On the enforcement front, a technology-driven system to identify likely evaders, thus freeing honest taxpayers from the threat of audits, is encouraged.
The task force's most powerful urging, however, has been reserved for a far more complex issue: namely, the redistribution of taxation away from production and towards consumption. The group is unequivocal that the long list of cascading taxes established by previous governments - e.g. octroi, stamp duties, entry taxes, etc. - must be abolished and replaced with a single incidence of taxation of products upon consumption. This Goods and Services Tax would treat all processes leading up to consumption as mere pass-throughs; a financial treatment of commerce that is now popular in many countries. Also, the Central Sales Tax and state sales taxes would be folded into this single consumption tax. Recent legislation on taxation of services too would be overridden by the introduction of GST.
Would the states go along with abolition of some of their chief sources of income? To leap past this hurdle, the task force proposes a grand bargain between the centre and the states, whereby the states would exercise concurrent and independent jurisdiction over taxes on goods and services, and receive a portion of the GST levied on imports. This increased access to tax revenues from services and imports, the task force believes, will make it attractive for the states to sign on to the unified structure it proposes.

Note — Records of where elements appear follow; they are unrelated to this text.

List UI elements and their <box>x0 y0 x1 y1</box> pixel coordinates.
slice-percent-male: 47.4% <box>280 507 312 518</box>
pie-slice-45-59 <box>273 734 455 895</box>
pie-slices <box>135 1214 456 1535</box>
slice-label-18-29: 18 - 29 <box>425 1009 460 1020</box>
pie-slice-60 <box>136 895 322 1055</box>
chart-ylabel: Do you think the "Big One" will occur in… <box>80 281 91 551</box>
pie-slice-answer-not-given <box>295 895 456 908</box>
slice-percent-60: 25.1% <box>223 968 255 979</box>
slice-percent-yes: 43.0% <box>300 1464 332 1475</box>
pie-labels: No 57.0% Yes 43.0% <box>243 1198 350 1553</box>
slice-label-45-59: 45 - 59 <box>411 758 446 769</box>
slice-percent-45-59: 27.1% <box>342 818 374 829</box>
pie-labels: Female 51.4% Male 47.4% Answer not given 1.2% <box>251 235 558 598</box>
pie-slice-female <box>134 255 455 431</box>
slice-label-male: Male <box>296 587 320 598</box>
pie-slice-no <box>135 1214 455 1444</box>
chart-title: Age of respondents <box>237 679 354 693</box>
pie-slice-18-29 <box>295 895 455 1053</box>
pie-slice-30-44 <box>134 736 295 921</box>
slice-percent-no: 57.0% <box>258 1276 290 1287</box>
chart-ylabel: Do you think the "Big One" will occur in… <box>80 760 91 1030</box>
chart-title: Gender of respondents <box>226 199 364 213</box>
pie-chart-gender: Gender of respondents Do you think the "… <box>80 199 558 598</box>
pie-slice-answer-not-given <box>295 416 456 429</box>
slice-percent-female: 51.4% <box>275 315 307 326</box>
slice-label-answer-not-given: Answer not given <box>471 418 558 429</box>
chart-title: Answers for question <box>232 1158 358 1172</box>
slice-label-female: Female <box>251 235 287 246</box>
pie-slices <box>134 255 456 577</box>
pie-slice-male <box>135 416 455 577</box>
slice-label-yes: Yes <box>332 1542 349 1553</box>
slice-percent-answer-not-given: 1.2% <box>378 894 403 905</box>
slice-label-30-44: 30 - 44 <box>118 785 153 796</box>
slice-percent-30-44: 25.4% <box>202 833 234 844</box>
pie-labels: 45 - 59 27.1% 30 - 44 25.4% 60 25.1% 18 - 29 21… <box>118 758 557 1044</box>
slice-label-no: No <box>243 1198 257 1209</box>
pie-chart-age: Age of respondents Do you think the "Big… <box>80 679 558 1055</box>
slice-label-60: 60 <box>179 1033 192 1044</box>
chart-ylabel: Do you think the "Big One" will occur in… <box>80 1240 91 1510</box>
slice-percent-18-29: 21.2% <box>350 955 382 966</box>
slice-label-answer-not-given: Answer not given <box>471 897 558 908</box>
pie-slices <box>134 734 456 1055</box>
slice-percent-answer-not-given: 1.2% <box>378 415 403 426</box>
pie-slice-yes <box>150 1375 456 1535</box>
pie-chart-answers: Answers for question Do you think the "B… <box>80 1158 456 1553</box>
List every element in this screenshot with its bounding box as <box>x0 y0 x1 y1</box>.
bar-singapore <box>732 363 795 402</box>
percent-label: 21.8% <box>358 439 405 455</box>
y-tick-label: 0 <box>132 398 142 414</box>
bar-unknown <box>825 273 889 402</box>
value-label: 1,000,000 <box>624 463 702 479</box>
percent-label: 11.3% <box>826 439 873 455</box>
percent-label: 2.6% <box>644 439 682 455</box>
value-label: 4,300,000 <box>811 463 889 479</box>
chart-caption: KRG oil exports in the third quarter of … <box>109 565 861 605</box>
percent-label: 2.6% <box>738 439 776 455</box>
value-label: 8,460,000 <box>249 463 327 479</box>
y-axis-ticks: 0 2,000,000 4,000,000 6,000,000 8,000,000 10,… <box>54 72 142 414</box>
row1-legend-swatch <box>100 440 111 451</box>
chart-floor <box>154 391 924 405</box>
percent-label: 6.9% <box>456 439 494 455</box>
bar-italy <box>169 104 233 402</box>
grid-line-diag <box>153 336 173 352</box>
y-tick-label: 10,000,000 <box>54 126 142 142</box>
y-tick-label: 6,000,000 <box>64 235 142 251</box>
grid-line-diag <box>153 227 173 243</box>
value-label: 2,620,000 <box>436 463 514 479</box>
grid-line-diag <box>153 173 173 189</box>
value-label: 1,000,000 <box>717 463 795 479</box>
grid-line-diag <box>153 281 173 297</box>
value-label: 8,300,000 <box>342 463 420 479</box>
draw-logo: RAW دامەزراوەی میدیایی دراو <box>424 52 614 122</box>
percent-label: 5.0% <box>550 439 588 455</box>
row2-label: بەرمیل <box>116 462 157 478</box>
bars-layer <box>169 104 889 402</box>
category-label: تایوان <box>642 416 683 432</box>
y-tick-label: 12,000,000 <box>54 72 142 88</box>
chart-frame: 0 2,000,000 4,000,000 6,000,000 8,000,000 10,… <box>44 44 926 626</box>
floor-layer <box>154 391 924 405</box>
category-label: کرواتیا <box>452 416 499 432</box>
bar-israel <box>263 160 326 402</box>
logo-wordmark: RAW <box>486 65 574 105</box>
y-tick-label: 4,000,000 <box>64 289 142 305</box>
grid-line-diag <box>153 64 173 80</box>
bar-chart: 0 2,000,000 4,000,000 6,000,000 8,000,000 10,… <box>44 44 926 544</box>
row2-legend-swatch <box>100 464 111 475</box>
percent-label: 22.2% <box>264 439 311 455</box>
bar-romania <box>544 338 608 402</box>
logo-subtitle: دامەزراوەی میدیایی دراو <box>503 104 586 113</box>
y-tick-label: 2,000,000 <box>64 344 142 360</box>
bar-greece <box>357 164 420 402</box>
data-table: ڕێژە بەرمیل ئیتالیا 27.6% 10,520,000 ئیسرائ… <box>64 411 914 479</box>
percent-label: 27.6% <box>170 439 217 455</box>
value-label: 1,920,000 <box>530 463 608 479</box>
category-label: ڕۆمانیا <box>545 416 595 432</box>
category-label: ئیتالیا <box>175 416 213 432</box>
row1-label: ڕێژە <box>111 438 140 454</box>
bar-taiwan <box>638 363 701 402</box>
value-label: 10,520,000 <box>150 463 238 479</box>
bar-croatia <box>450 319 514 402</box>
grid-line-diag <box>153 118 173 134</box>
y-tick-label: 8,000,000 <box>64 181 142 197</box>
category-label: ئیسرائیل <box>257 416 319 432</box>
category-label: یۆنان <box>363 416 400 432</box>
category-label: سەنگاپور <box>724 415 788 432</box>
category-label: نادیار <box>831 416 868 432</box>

The supply-side reforms are complemented by demand-side suggestions too. But expenditure cannot be easily controlled by new codes and legislation as taxes are, because the Finance Ministry plays only a supporting role. Actual spending is carried out by a whole host of other ministries, overseen by the Planning Commission. It is imperative, the report notes therefore, that mechanisms of cooperation between Finance and the other ministries be established to get this side of the effort into gear.
The task force recognized that government expenditure can play an important role in development, but pointed out that is usually worthwhile only when public goods that everyone can access are produced as a result. It therefore proposes that expenditure be limited to creating goods and services from which no one can be excluded - such as law and order - or other quasi-public goods such as education and health which are similarly broadly beneficial. Such spending on creating public goods should also replace subsidies, which typically benefit small classes of people. Expenditure for the production of local public goods - e.g. good water - should be left to local governments, not the state or the Centre. Further, governments should stop patting themselves on their backs for meeting expenditure targets, and instead measure their success by outcomes.
That note of caution could well be applied to the task force report itself. Perhaps these proposals can deliver the discipline called for by the FRBM, and at the same time create broadly acceptable tax regimes and incentives for new investment to grow the economy. It's quite possible that with the report having been written, its misplaced optimism will quickly be cast off by politicians long used to spending beyond the limits of revenue. Such indifference to prudence would not be new; the proposed delay in implementing the Act is surely not a good sign. The task force has identified what may be possible, but it is a long road between that and the good outcomes it promises.